Transfer pricing refers to prices that subsidiaries of a multinational company pay or receive for goods, services and intellectual property sold between different parts of the company. Tax minimisation through transfer pricing is the practice where multinational companies manipulate these prices so that profits are declared in low-tax jurisdictions.
For some types of multinational companies the most effective solution would be to simply not allow the Australian subsidiary to deduct anything bought from other subsidiaries or head-office. The obvious candiates would be companies which just import products into Australia to distribution networks which they own. In practice, that would mean that such companies would divest themselves of their distribution networks. If, for example, the company/companies that distributes Apple products in Australia were not owned by Apple, it/they would have no incentive to pay Apple excessive prices for the products.

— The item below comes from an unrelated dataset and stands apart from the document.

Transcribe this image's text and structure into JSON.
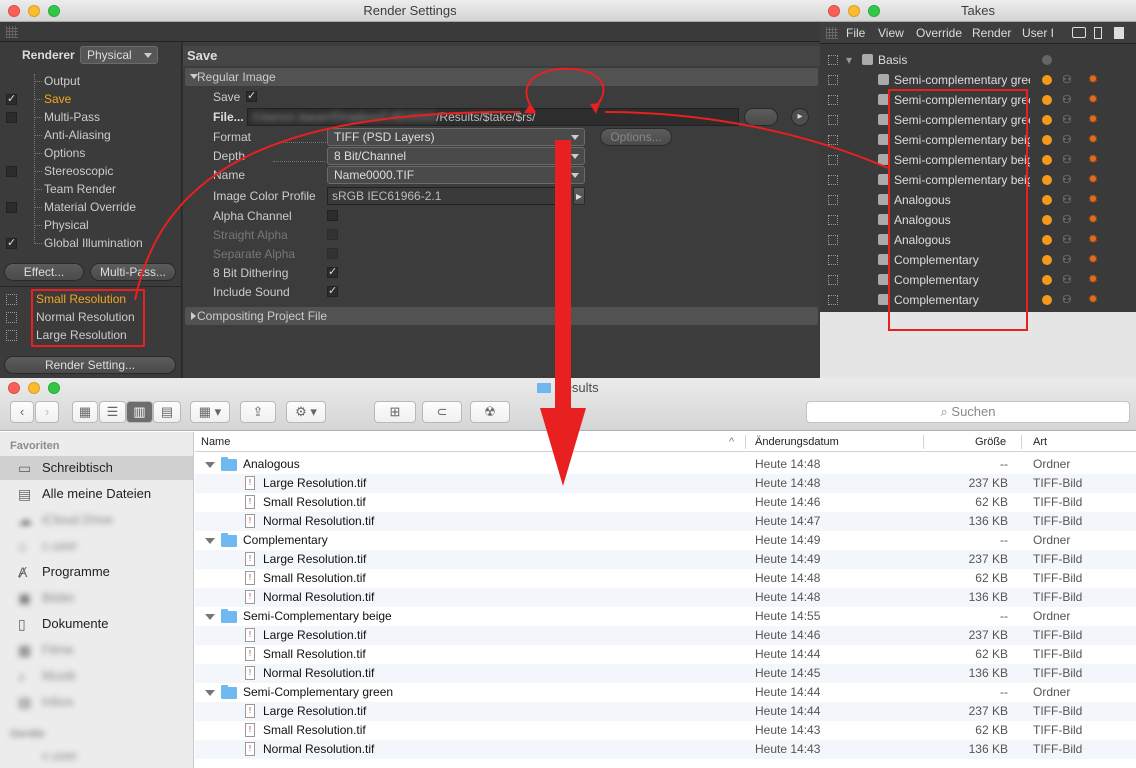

Where interest paid on loans to other parts of the multinationals are above market rate, the part above market rate would not be tax-deductible.
The government would establish lists of countries which are tax havens. Primary tax havens would be the designation for countries with extremely low tax rates and vastly more shelf companies than real companies. Secondary tax havens would be countries that have quite low tax rates where profits are often shifted to such as Ireland and Singapore. No money paid to any company in a primary tax haven would be tax-deductible (Also dividends paid into tax haven would attract extra tax). Expenses incurred in secondary tax havens would only be tax-deductible if it is for something genuinely produced there.